この5名を中心にトップダウン的に事の計画がなされてくが、
全員がこのトップダウンを受け入れるとは限らない。さまざまな意見が出て
くるのは必然である。
ただし、一方的なトップダウンでなく、下からの意見は聞き入れたが、直接
意見の届かない物、いわゆるどこどこで、だれだれがこんなことを言っていた
といった噂は完全に無視した。

全体的に言えることであるが、計画の進行にあたって、
「いつ・誰が・どういった発言をした」の記録は必要になってくる。
記録されることによって、発言数が減る危惧が考えられるが、実質10%減少
か又は、たいした意見ではないと判断した。
インターネットを利用した会話のシステムで、「ちゃっと」というものがある。
これは、複数人同時会話とも表現されるが、特にちゃっとで進展する傾向はみ
られなかった。
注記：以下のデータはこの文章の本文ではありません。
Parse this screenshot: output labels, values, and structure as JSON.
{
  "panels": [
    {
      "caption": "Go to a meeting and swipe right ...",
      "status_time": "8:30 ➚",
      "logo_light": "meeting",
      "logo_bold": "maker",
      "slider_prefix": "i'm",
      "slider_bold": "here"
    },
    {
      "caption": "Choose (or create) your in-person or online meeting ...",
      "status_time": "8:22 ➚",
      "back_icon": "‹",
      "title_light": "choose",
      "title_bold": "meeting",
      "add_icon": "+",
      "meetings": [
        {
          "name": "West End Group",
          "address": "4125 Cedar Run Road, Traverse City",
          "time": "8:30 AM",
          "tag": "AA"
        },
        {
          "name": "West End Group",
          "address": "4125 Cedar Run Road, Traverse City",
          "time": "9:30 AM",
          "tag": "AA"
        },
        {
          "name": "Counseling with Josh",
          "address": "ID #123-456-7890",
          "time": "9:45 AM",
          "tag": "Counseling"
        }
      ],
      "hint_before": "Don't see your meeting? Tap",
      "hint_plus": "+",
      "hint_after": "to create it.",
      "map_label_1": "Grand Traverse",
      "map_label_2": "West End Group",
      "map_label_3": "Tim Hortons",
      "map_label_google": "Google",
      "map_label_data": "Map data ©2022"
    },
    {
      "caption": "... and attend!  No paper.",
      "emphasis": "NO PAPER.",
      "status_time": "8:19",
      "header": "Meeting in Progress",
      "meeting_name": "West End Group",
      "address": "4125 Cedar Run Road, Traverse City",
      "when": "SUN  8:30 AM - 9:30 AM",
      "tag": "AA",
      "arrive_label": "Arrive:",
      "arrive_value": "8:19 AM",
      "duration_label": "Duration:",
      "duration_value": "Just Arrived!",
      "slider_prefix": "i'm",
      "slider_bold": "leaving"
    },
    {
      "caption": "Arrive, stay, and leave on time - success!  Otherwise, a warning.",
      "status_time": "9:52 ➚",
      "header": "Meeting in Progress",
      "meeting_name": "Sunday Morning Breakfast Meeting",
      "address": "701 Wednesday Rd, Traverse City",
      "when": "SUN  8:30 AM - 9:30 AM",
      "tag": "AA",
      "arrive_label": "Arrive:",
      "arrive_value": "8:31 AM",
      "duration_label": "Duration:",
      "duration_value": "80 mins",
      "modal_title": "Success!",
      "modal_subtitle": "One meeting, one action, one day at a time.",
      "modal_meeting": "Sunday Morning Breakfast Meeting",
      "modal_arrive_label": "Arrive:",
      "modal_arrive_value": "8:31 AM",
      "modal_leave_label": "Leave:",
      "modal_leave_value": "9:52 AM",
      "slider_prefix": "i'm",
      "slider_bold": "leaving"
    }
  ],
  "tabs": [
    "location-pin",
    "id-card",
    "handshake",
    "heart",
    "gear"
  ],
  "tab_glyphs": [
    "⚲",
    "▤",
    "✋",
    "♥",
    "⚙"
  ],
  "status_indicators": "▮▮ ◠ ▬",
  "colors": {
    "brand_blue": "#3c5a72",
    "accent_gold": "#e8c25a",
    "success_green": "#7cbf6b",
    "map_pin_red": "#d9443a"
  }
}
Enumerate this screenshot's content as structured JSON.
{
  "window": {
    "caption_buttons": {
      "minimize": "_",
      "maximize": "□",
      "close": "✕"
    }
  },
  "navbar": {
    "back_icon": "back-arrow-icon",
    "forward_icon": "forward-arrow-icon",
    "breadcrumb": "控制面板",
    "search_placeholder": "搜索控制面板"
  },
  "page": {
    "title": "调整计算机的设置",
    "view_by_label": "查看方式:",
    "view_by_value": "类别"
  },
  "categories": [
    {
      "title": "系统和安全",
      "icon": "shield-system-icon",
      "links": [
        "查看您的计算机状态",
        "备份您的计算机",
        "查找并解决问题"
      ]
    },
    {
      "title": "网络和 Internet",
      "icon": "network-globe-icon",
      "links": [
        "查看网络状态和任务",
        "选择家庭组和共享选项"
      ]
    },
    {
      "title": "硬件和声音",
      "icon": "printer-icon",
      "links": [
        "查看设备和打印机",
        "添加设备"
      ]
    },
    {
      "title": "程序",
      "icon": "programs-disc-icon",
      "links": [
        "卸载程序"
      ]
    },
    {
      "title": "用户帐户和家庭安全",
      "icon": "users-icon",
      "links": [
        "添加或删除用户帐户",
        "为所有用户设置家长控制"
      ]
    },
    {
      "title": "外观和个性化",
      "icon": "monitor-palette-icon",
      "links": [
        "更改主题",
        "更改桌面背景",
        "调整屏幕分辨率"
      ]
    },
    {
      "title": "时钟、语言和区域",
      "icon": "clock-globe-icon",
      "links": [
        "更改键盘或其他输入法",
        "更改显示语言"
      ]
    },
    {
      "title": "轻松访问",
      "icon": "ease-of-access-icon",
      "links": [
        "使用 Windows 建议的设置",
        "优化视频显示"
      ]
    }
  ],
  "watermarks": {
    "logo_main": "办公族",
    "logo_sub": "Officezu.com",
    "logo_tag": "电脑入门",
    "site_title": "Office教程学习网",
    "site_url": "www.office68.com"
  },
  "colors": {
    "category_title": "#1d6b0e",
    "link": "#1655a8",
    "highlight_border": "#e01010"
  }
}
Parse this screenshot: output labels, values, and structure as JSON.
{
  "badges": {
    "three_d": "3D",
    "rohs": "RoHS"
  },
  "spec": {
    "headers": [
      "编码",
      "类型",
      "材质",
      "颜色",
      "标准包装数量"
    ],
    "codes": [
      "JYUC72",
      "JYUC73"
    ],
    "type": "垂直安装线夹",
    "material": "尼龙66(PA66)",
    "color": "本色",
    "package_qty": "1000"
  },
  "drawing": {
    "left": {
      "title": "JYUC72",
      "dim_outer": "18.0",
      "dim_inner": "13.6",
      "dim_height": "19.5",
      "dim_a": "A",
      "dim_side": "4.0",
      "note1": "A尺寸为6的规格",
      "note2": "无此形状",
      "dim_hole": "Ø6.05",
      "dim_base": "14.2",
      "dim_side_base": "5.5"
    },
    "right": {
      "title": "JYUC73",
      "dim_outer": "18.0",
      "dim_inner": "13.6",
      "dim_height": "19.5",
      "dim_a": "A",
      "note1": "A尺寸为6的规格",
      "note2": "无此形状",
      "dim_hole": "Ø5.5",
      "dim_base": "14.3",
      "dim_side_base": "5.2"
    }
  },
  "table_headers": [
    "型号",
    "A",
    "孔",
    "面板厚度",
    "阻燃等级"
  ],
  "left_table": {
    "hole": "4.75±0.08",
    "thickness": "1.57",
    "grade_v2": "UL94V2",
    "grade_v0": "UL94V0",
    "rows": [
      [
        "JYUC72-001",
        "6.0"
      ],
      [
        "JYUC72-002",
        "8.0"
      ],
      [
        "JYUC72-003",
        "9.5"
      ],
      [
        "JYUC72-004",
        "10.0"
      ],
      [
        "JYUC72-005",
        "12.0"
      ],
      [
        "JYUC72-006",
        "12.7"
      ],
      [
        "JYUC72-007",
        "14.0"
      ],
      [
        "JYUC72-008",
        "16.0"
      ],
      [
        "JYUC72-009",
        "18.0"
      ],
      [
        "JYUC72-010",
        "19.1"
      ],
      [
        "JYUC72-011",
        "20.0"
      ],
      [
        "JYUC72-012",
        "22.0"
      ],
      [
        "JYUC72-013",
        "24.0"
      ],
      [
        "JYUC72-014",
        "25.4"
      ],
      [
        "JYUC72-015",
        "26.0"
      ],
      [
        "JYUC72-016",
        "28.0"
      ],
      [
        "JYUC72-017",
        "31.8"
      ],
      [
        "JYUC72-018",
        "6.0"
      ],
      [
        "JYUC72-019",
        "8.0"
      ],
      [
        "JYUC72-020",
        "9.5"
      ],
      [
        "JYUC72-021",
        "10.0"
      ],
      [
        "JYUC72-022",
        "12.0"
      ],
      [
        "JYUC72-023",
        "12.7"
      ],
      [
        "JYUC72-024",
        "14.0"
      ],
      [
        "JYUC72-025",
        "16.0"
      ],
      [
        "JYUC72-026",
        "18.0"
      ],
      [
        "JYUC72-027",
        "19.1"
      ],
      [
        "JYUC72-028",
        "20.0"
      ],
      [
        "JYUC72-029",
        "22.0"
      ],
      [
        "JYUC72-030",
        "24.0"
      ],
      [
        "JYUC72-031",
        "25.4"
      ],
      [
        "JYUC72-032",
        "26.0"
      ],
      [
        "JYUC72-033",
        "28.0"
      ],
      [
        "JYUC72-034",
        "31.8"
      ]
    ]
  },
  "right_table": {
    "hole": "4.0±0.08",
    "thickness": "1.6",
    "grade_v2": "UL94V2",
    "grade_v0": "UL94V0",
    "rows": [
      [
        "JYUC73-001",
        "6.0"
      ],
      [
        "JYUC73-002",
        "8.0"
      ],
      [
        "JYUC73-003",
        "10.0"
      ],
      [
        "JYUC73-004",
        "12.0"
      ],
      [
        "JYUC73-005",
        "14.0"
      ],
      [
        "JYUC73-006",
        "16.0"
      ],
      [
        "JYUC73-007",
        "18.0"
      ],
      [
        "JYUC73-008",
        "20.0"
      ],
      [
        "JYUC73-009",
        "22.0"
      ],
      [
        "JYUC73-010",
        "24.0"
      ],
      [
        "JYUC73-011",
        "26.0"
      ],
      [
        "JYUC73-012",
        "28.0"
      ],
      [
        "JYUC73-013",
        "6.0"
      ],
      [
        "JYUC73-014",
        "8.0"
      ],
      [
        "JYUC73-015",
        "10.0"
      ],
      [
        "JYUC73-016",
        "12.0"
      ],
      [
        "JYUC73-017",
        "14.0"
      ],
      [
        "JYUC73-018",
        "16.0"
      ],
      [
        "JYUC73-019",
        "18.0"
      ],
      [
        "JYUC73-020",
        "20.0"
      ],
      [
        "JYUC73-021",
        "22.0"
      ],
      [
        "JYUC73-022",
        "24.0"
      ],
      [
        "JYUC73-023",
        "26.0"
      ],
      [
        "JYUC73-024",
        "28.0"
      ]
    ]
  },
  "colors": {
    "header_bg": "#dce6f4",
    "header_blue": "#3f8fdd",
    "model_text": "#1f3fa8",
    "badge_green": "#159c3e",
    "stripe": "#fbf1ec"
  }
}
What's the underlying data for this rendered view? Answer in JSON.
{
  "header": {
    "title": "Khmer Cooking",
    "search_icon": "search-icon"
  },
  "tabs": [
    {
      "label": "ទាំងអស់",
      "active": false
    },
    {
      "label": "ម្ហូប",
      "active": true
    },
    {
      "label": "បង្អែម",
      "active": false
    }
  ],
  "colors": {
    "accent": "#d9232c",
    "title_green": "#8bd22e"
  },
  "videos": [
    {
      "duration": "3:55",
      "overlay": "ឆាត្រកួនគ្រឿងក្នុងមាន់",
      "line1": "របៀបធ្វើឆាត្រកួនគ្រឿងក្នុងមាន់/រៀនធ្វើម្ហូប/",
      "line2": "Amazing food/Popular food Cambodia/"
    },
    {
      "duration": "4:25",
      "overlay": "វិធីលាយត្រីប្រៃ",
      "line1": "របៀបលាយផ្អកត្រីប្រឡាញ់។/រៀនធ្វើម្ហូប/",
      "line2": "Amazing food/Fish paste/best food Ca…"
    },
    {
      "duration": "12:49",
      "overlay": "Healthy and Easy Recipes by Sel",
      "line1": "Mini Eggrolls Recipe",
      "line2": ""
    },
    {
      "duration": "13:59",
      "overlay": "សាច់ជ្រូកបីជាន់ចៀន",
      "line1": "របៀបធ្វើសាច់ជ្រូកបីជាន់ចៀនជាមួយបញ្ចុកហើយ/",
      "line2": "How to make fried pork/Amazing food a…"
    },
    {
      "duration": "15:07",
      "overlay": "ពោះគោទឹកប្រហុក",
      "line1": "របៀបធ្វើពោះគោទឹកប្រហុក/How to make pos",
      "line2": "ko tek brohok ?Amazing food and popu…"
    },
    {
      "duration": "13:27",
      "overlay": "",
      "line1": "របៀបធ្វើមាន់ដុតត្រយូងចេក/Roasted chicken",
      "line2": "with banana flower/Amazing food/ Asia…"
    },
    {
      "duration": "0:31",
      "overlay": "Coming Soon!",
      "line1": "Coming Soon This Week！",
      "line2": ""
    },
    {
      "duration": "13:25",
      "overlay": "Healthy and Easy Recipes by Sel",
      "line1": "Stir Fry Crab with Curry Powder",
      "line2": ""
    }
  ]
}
逆に、インターネットの特徴であるが、慣れによって会話が
雑になる傾向がある。Mailでも同じ事が言えるので、例をあげてみる。

「それは、違うと思います。」
「そんなことは無いはず。」
「そんなことは無いはずだが。」
「そうでないのが、常識。」

一つの事を否定する文で、さまざまな表現がある。「常識・非常識」といった
言葉が出ると大概の人間はカンに触るはずである。
言葉に表情を表せることが出来る文才の持ち主はそう存在するわけではない。
対面してでの会話なら、相手の表情を確認しながら、コミュニケーションを
取りつつ会話出来るが、言葉だけの会話には十分注意が必要になってくる。
電話も前者に入る。言葉の抑揚で相手の判断を自然に行うからである。

実際に、いくつかのMLで顔を合わせたことの無いもの同士の会話で、喧嘩が
あることは最近では珍しい事ではない。しかし、会ってみたら以外に良い人
だったといった話も少なくない。

また、言葉だけでは表現しづらい事も多々ある。
これは、画像の添付によって補う事は出来るが、画像を加工しなければならない、
ベースの画像に書き込みをしたい、といったケースも多いと思われる。
多くの場合はgif形式のファイルであるならば、ほとんどの人がみることが可能
であるが、複数枚になると画像のデータの大きさを軽くする技術が必要になっ
てくる。同時に、画像加工ソフトが必要になる。
手間の問題では、1ヵ所に送るのなら、FAXが1番簡単な手法であるが、10箇所
への同時配信となると、Mailの添付ファイルと比較の対象になりうる。
再加工での返信を考えるとデータでの送信が有効的である。

ここでは、Mailを使用して複数人でのやりとり、掲示板の利用、ちゃっとの利用
画像ファイルでの補足についてレポートをあげたが、結論付けはしない事とする。

ただ全体として必要な事は、一方的な情報の伝達では事が進み難いということ
である。コミュニケーションは双方のやり取りによって回っていく。
一定の周期をもって、情報が伝達されているか確認する(確認したと連絡する)
ことは重要であるが、省かれ易い物である。